Own a 90% efficient Bryant model # 398AAZ060100 Series A furnace. The other day I noticed the furnace was off and not calling for heat but the draft inducer fan was running. The only way to turn the draft inducer fan off is by the local disconnect. I replaced the pilot light assembly a few weeks ago and the main circuit board and transformer a couple of years ago. What is causing the fan to run constantly. Appreciate someone advising what is wrong and what part and part number to replace. 

Thanks in advance for any assistance.


----------



## acefurnacefixer (Nov 24, 2006)

There is a relay imbeded on the main board that sends the signal for that motor to turn on and off, abviously it is stuck "on". The only way to correct the issue is to replace the main board.


----------



## HvacWiz (Nov 24, 2006)

*The main board has already been replaced so i would rule that out.This bryant furnace has a seperate circuit board for the inducer assembly located just to the right of inducer motor behind a small metal box. Just follow motor power wires and it should lead you to the there.*


----------



## acefurnacefixer (Nov 24, 2006)

HvacWiz said:


> *The main board has already been replaced so i would rule that out.This bryant furnace has a seperate circuit board for the inducer assembly located just to the right of inducer motor behind a small metal box. Just follow motor power wires and it should lead you to the there.*


 
They did use a seprate board some years ago.......but the more recent units only use a single board. The poster did _not_ give a specific age of his unit. My reply was based on the more comon newer style units.


----------



## #CARRIERMAN (Oct 18, 2006)

Hi biglittledan

The problem you are having is due to the edge connector on the main blower board. What you will need to do is shut the power off to the furnace pull the edge connector off and look inside of it, this is a flat white piece of plastic with about eight wires in it that connects on the edge of the blower board. There will be little finger looking pieces in there. If the finger pieces are corroded completely off you will have to replace the wiring harness. If they are just corroded you can unplug the furnace and dip the edge plug into a glass of Coke, when the corrosion is gone dip it into a glass of water to clean all the Coke off of it.

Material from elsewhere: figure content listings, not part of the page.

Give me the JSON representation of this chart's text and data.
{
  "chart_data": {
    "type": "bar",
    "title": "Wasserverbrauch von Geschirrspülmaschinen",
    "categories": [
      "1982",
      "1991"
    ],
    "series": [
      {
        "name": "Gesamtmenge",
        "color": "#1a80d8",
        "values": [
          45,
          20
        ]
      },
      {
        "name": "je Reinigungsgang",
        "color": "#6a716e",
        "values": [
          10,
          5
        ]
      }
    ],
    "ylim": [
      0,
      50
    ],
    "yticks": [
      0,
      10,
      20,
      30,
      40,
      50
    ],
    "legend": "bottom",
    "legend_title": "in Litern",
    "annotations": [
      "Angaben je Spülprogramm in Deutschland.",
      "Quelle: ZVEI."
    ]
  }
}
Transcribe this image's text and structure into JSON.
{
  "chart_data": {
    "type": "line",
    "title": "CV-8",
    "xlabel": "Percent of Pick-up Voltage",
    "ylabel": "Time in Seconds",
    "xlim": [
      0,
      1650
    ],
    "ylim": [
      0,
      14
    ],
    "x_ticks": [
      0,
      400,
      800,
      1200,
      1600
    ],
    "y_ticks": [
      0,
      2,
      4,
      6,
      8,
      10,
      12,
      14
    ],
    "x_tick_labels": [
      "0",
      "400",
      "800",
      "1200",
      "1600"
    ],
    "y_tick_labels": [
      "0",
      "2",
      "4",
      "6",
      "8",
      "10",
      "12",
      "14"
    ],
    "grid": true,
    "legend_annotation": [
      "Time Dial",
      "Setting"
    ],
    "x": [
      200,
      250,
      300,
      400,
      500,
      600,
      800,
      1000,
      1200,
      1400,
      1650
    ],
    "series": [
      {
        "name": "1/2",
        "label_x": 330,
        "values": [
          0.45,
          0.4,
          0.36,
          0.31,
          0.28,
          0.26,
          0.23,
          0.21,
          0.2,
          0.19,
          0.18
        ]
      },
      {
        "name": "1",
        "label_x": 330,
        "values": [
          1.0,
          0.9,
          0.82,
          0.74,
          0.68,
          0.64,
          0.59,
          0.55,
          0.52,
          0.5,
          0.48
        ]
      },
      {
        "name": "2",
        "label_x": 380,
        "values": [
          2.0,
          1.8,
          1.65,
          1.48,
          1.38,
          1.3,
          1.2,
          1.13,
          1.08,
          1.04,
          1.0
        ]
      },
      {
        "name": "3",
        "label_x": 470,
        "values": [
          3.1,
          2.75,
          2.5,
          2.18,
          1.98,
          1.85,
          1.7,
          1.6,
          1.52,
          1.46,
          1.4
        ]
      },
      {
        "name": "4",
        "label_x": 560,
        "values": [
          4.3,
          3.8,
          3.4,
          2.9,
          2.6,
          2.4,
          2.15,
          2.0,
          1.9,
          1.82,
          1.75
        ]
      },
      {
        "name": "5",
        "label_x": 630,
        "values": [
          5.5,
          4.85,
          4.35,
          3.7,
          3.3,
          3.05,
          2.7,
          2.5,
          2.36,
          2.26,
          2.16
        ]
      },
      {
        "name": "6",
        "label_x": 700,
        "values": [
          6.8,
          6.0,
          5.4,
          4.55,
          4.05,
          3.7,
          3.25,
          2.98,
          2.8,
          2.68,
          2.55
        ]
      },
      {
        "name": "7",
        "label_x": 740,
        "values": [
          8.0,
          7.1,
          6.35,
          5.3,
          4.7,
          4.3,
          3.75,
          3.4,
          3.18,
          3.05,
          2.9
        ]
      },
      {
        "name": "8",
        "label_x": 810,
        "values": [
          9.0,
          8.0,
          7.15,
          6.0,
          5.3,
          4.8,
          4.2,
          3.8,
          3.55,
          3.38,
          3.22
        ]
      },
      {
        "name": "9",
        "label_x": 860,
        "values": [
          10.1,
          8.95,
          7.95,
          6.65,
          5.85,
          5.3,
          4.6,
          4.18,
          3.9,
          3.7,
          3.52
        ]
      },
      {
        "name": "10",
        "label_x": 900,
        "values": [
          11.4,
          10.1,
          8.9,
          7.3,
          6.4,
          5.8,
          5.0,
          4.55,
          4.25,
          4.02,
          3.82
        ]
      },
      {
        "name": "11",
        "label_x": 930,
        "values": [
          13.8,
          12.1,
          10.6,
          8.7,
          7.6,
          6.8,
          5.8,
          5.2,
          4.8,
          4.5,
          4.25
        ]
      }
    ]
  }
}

Use canned air that you use on your computer keyboard and blow out well. Reinstall edge plug back on the board and see if it works properly. You cannot use Pepsi or anything with a high sugar content to do this. If you need the wiring harness it is part #311235-401. If you need any further assistance let me know.

I took the liberty of finding a website for you that has the wiring harness. If you follow this link and enter the part #, scroll down you will see the wiring harness. http://americanhvacparts.com/Merchant2/merchant.mvc?

Good luck
Rusty


----------